Character Development, Energize Your Ministry, Life in the Glass House, Mother Well in Ministry, Relationships

Why Feelings Matter In Ministry

WhyFeelingsMatterInMinistry

She sat on my lap during our daily Bible time, her warm cheek smashed up against mine and her breath coming in tiny puffs as she listened. I was reading the next lesson in our special book “Leading Little Ones to God.” The chapter was “God’s Children Think About Him” and we read of how much God thinks of us, and how we should be thinking of Him always throughout the day. I finished the lesson and asked the thought provoking questions at the end- one question for Small Son, then one question for Tiny Daughter.

“Did you think about God this morning yet?” I asked her, separating our cheeks for a moment so I could see her eyes. She nodded, eyes wide and brown.

“That’s good. And what made you think of God?” I continued. She stuck out her little hand and I felt her pointy finger poke into my shoulder. Thinking she was just playing around,  I repeated the question:

“What made you think about God this morning?” And her words surprised me more than the moment she was born and they told me that she really was a girl. She was a heart connector from the moment she took her first breath. And still I felt her tiny breaths on my neck as she answered,

“You.”

 Stunned, I made sure I had heard this word correctly.

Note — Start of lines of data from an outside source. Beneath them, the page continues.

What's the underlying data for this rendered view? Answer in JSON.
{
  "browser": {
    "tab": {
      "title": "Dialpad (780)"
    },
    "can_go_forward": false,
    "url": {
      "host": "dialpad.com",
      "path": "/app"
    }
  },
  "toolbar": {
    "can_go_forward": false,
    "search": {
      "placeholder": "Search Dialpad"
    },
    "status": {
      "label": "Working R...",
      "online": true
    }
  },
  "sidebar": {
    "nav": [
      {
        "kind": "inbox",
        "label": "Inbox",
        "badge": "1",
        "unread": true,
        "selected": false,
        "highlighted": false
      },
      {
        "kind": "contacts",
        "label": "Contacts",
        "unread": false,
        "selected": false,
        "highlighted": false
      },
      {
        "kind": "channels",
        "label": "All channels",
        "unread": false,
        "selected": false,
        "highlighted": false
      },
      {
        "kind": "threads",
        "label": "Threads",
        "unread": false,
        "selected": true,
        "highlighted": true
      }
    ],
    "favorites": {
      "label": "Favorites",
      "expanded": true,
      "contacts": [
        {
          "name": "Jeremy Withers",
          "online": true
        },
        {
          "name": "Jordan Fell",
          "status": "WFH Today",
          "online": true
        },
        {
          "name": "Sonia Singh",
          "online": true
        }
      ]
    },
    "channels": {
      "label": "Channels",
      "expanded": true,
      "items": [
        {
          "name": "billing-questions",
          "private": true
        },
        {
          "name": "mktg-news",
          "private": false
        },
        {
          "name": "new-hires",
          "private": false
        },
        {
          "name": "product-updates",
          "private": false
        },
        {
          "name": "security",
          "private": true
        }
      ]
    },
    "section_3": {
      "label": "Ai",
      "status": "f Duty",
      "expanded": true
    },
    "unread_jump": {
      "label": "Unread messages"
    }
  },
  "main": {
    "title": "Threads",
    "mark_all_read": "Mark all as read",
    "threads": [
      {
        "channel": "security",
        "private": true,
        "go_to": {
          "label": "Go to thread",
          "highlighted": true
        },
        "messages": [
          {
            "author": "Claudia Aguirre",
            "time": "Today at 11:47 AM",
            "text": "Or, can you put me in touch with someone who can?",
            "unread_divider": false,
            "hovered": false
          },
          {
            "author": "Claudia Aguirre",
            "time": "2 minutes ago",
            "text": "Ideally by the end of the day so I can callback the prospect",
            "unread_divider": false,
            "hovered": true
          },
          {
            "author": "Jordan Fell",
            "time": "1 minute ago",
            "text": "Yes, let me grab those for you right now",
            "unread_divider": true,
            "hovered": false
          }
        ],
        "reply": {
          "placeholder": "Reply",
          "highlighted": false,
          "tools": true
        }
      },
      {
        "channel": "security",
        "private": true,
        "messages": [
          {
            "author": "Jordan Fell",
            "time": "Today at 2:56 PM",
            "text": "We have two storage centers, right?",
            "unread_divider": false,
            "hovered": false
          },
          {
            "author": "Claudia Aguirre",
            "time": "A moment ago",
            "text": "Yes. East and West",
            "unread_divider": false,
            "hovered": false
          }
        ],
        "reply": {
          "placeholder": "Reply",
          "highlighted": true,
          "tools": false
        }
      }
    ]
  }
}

“Me? I made you think about God? How…why…what did Mommy do?”

“You like us and love us,” she said with a baby tone in her voice and the arms snaking around my back. Cheek found its place again nestled up to mine and the tiny breaths puffed in satisfaction.

I’m not sure there’s anything more humbling in all the world than having your child tell you that you made her think about God this morning.

There are days when I feel like a better wife than mother. There are days when I feel like a better mother than wife. Days still when I feel like a better pastor’s wife than mother….than just wife, minus the pastor part.  And there are days when I feel like a better mother than pastor’s wife. So the cycle goes, juggling and balancing, always learning how to excel at all three main roles…always figuring out how not to begin lacking in one area simply as the result of excelling in another.

I don’t know where I read it, but one of the best pieces of advice I’ve ever seen/been given is this:

Love well the person right in front of you.

This is the secret to excelling in our many roles. That person in front of you is your world. Be it your husband, be it one of your children, be it one of your church ladies, be it that person in town who you’ve never laid eyes on before but they are providing a service for you- love those people well- one at a time.

People won’t always remember what you say or do, but they’ll always remember how you made them feel.

As I thought back over the morning, I couldn’t remember any specific act that would have directly caused Tiny Daughter to think about God. Sure, we talk about God all through our days. But the morning was young, and the day had just begun. All I could remember was a series of simple things- peeling off jammies, discarding a crumpled pull-up and picking out panties and a pretty dress, combing tangled hairs and installing a hairbow, rocking her doll {who is apparently my granddaughter}, feeding a cereal breakfast with fruit and vitamins, sneaking in a few kisses and hugs….all normal stuff.

But to Tiny Daughter, it shouted, “I love you. I like you.” And that led her to think about God.

In our relationships, feelings aren’t everything, but they are something. Good feelings aren’t our main goal, but they do matter. And of course, while we are busy speaking the truth in love, we won’t always make people feel good with what we have to say. But in a general sense, how are we making “our” people feel? Is our example leading them to think about God? Do they feel loved and liked? As with all relationship dynamics, this is a work in progress- something that God can cultivate in our hearts toward others.

And this is why feelings matter- both at home and at church.

Let’s Chat: Do you struggle with balancing your family ministry and church ministry roles? How is God teaching you to “love well the person in front of you?”  Do you sometimes feel that one role suffers if another role excels?

Pastors’ wives, do you need support and encouragement? Join us in the NEW Heart to Heart group on Facebook, a ministry arm of Embracing Grace. This is a private group that will eventually replace the support forum here on the website. Click on the link and request to join- we’d love to have you!

8 thoughts on “Why Feelings Matter In Ministry

  1. This was wonderful. What a blessing to carry with you forever!! It doesn’t get any better.
    On the hard days let your mind drift back to that moment. God gave it to you for a reason.
    Thankful for your ministry in Canada!!!

  2. She is right. It is “Y.O.U.”
    From the first day that I met you, I can feel that gentle sweet spirit
    on you, I can sense your deep love for your Lord , your faith is
    steadfast, it had been a few years now, seeing you through a few
    difficult trials, you still maintain that same faith and that same
    love, your impact on your children beyond measure. Feel bless
    to have you in our lives.

  3. Leah this was really thought provoking. This really helped me to think about how I might make someone feel… With my words, my demeanor, my actions. Thanks for this!